というわけで管理世界サイドの話でした。現状教会絡みしか書けません。管理局に属してるわけじゃないからショウガナイネ。

ミコトはちょっと気にし過ぎではありますが、話す相手を選ばなければならないというのは事実です。そうしないと、彼らの力に群がる人間は必ず出ます。
その端的な例として司祭を出しました。彼については二度と出番ないでしょう。浄化してしまったようだな(イーノック)
再度になりますが、管理局だろうと教会だろうと、アンチ的な描写をするつもりはありません。それぞれ組織の維持に必死なだけです。

前の教会話から引き続きのオリキャラと新オリキャラ登場。原作の方で教会勢力ってカリムとシャッハしか出てないからオリジナル増えるのはショウガナイネ。
二人とも「ロマンシングサガ」の主人公が元ネタです。アルベルトの方は同名のキャラ、ハーマンの方はキャプテンホークです。容姿はミンサガ版を考えていただければ。
アルベルトは細剣を使う器用さタイプの騎士です。出来ることは多いけど、まだまだ器用貧乏な感じ。だからマルチロール能力の高いヴィータに惹かれるわけですね。
一方のハーマンはバリッバリのパワーファイター。斧剣型アームドデバイス「レディホーク」から放たれる一撃はまともにもらえばアウトです。恭也には当たらなかったけど。

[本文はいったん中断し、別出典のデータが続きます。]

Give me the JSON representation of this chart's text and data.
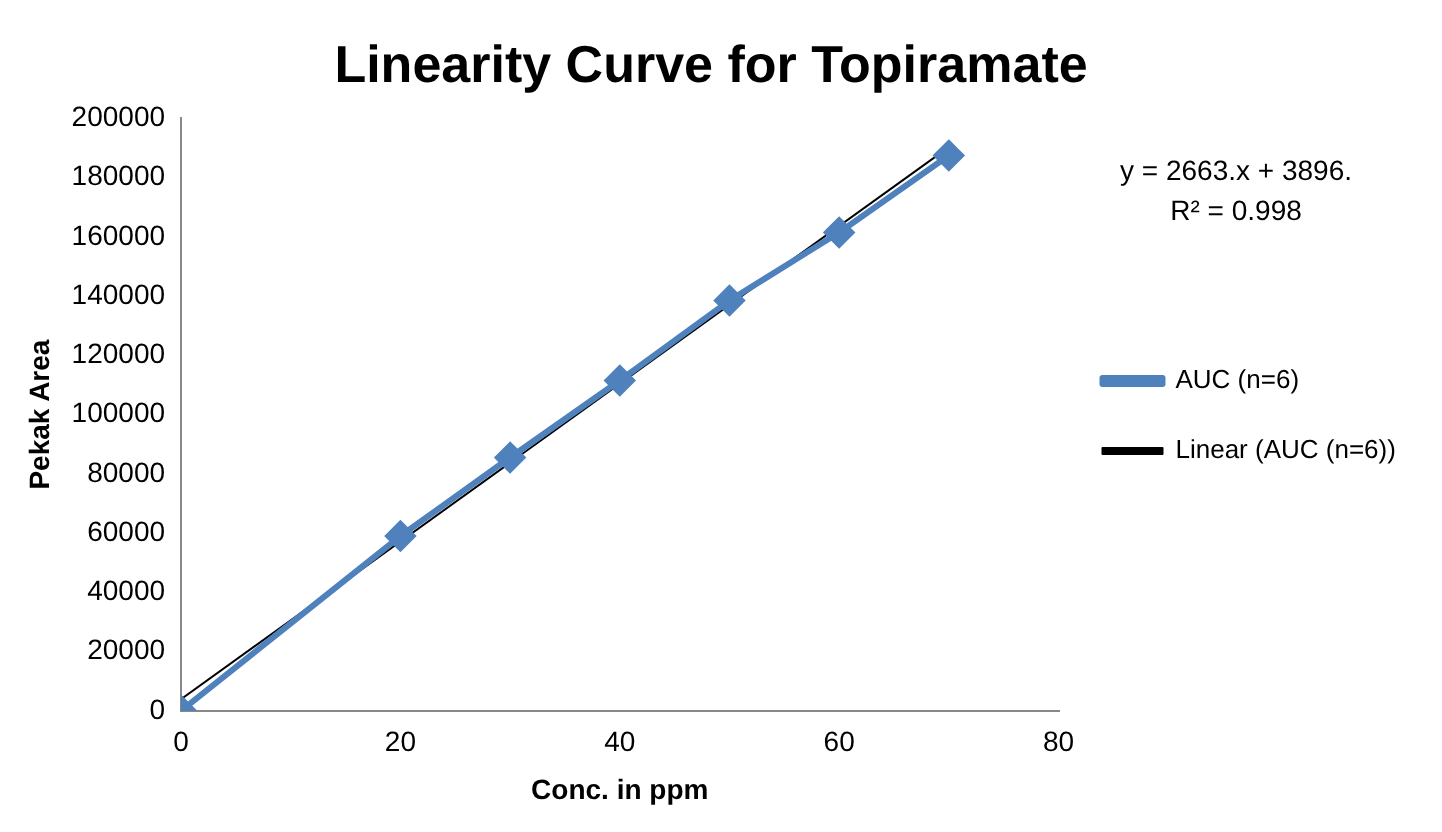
{
  "chart_data": {
    "type": "scatter",
    "title": "Linearity Curve for Topiramate",
    "xlabel": "Conc. in ppm",
    "ylabel": "Pekak Area",
    "x": [
      0,
      20,
      30,
      40,
      50,
      60,
      70
    ],
    "series": [
      {
        "name": "AUC (n=6)",
        "type": "line",
        "color": "#4f81bd",
        "values": [
          0,
          59000,
          85500,
          111500,
          138500,
          161500,
          187500
        ]
      },
      {
        "name": "Linear (AUC (n=6))",
        "type": "line",
        "color": "#000000",
        "marker": "none",
        "x": [
          0,
          70
        ],
        "values": [
          3900,
          190300
        ]
      }
    ],
    "xlim": [
      0,
      80
    ],
    "xticks": [
      0,
      20,
      40,
      60,
      80
    ],
    "ylim": [
      0,
      200000
    ],
    "yticks": [
      0,
      20000,
      40000,
      60000,
      80000,
      100000,
      120000,
      140000,
      160000,
      180000,
      200000
    ],
    "grid": false,
    "legend": "right",
    "marker": "diamond",
    "annotations": [
      "y = 2663.x + 3896.",
      "R² = 0.998"
    ]
  }
}
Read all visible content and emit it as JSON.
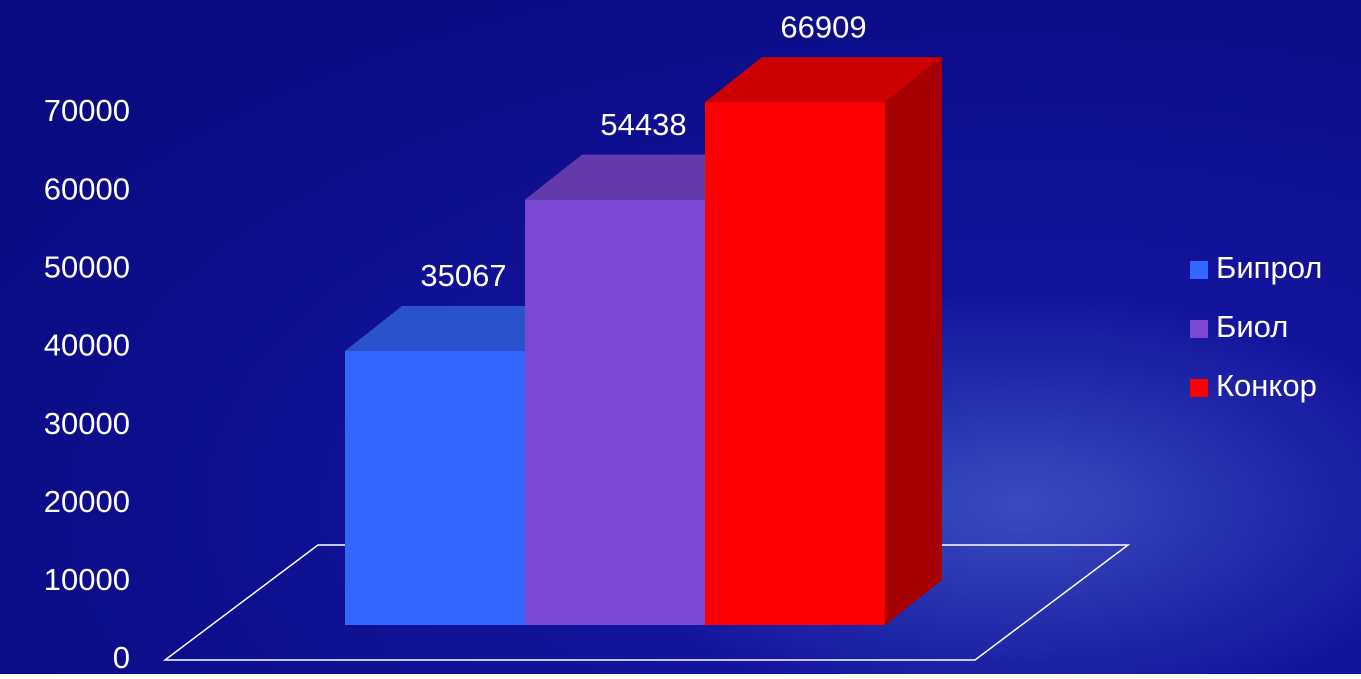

恭也の変装姿は西洋風の美丈夫で、他は特に弄ってません。仮面は獅子を模したもの。コードネームは"あるるかぁん!!"(からくりサーカス)
はやては髪型をミコトっぽくしてあとはユニゾン任せ。仮面は百合を模したもの。コードネーム"リリー"は百合を意味します(ガチ百合じゃないですか!)
二人ともスポット参戦的なつもりだったのに、恭也はハーマンに気に入られるし、はやてはカリムとお友達になっちゃうし。今後も参加しなきゃ(使命感)

次は多分地球に戻ります。ではまたいつか。